Os valores pagos pela arroba do tabaco são apontados como fatores decisivos para a renda das famílias produtoras, além do planejamento das propriedades rurais. Na região do Médio Alto Uruguai, a produção registrou aumento de 62,6% entre as safras 2023/2024 e 2024/2025, conforme dados da Associação dos Fumicultores do Brasil (Afubra). O volume colhido passou de 4.175 para 6.790 toneladas, com crescimento em praticamente todos os municípios produtores. Em Caiçara, que lidera a produção regional, foram registradas 1.849 toneladas na safra 2024/2025, alta de 54% em relação ao ciclo anterior. No município, a definição da tabela de preços influencia diretamente o planejamento da próxima safra, os investimentos nas lavouras e a manutenção das pequenas propriedades familiares.
Renda no interior
Produtor da Linha Gruta, em Caiçara, Mateus Eugênio Sari cultiva cerca de três hectares e relata que a atividade envolve a família durante praticamente todo o ano. “A gente começa preparando canteiro, cuidando das mudas, depois vem plantio, manejo, colheita, cura no galpão, classificação e só depois a venda. É um ciclo longo. Quando o preço não acompanha o custo, sobra preocupação. Cada etapa exige investimento e tempo da família”, afirmou. Ele destaca que a oscilação no valor da arroba compromete o planejamento. “São meses de trabalho manual. A gente enfrenta clima, doença na lavoura, gasto com adubo e, muitas vezes, precisa contratar ajuda. Se o valor pago diminui ou tem desconto inesperado, a margem some. O produtor precisa de previsibilidade para continuar produzindo”, disse.
Segundo Sari, mesmo diante das dificuldades, a cultura ainda é a principal fonte de renda. “Para a pequena propriedade, o tabaco ainda é o que dá retorno por hectare. Mas precisa ter preço compatível com o esforço e com o custo que a gente tem ao longo do ano”, declarou.
Negociação e reajuste
A discussão sobre preços esteve no centro das reuniões da Comissão Representativa dos Produtores de Tabaco, formada por entidades do Rio Grande do Sul, Santa Catarina e Paraná. Na sexta-feira, 13, o grupo assinou protocolo com a empresa JTI, em encontro na sede da Afubra, em Santa Cruz do Sul. O acordo estabelece reajuste linear na tabela de preços mínimos para a safra 2025/2026: 7,06% para o tipo Virgínia e 6,56% para o tipo Burley.
O presidente da Fetag-RS, Carlos Joel da Silva, afirmou que o percentual deve considerar os custos levantados pelas entidades. “Defendemos reajuste linear em todas as classes e com base técnica.
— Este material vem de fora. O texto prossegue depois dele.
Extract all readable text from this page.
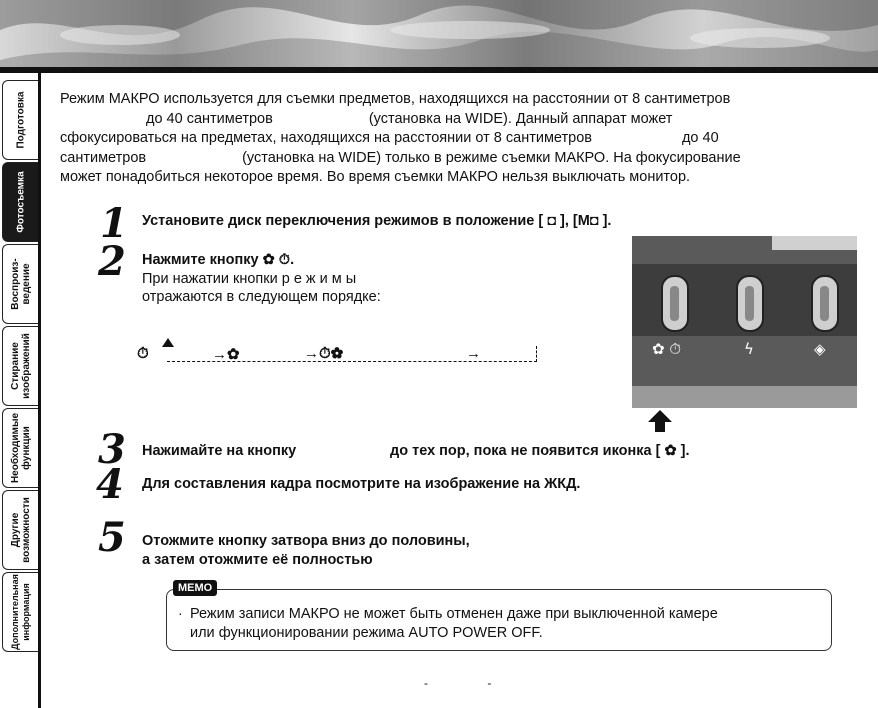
Подготовка
Фотосъемка
Воспроиз-
ведение
Стирание
изображений
Необходимые
функции
Другие
возможности
Дополнительная
информация

Режим МАКРО используется для съемки предметов, находящихся на расстоянии от 8 сантиметров

до 40 сантиметров	(установка на WIDE). Данный аппарат может

сфокусироваться на предметах, находящихся на расстоянии от 8 сантиметров	до 40

сантиметров	(установка на WIDE) только в режиме съемки МАКРО. На фокусирование

может понадобиться некоторое время. Во время съемки МАКРО нельзя выключать монитор.

1 Установите диск переключения режимов в положение [ ◘ ], [М◘ ].
2 Нажмите кнопку ✿ ⏱.
При нажатии кнопки р е ж и м ы
отражаются в следующем порядке:
⏱	→✿	→⏱✿	→	✿ ⏱	ϟ	◈
3 Нажимайте на кнопку	до тех пор, пока не появится иконка [ ✿ ].
4 Для составления кадра посмотрите на изображение на ЖКД.
5 Отожмите кнопку затвора вниз до половины,
а затем отожмите её полностью
МЕМО
· Режим записи МАКРО не может быть отменен даже при выключенной камере
или функционировании режима AUTO POWER OFF.
- -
O produtor precisa ter segurança de que o preço acompanha o custo de produção. O índice firmado passa a ser referência para as demais empresas, porque buscamos equilíbrio econômico para quem está na lavoura”, disse. Na mesma agenda, houve reunião com a BAT, mas não ocorreu assinatura de protocolo, pois a proposta apresentada previa percentuais diferenciados entre classes.
Classificação na propriedade
Durante as tratativas, as entidades reforçaram a aplicação da Lei Estadual nº 15.958/2023, que determina a classificação do tabaco na propriedade no ato da aquisição. A norma foi validada pelo Tribunal de Justiça do Estado e prevê arbitragem em caso de divergência. Para Carlos Joel, a medida representa mudança na relação entre produtor e indústria. “A classificação na propriedade garante transparência no momento da venda. O agricultor pode acompanhar o processo no galpão, conferir a classe atribuída e exigir comprovante. Se houver divergência, a lei prevê arbitragem. Isso evita deslocamentos desnecessários e reduz custos. É um instrumento que fortalece o produtor na negociação e assegura o cumprimento do que está previsto em lei”, afirmou.
Os dados da safra 2026/2027 serão divulgados na segunda quinzena de agosto.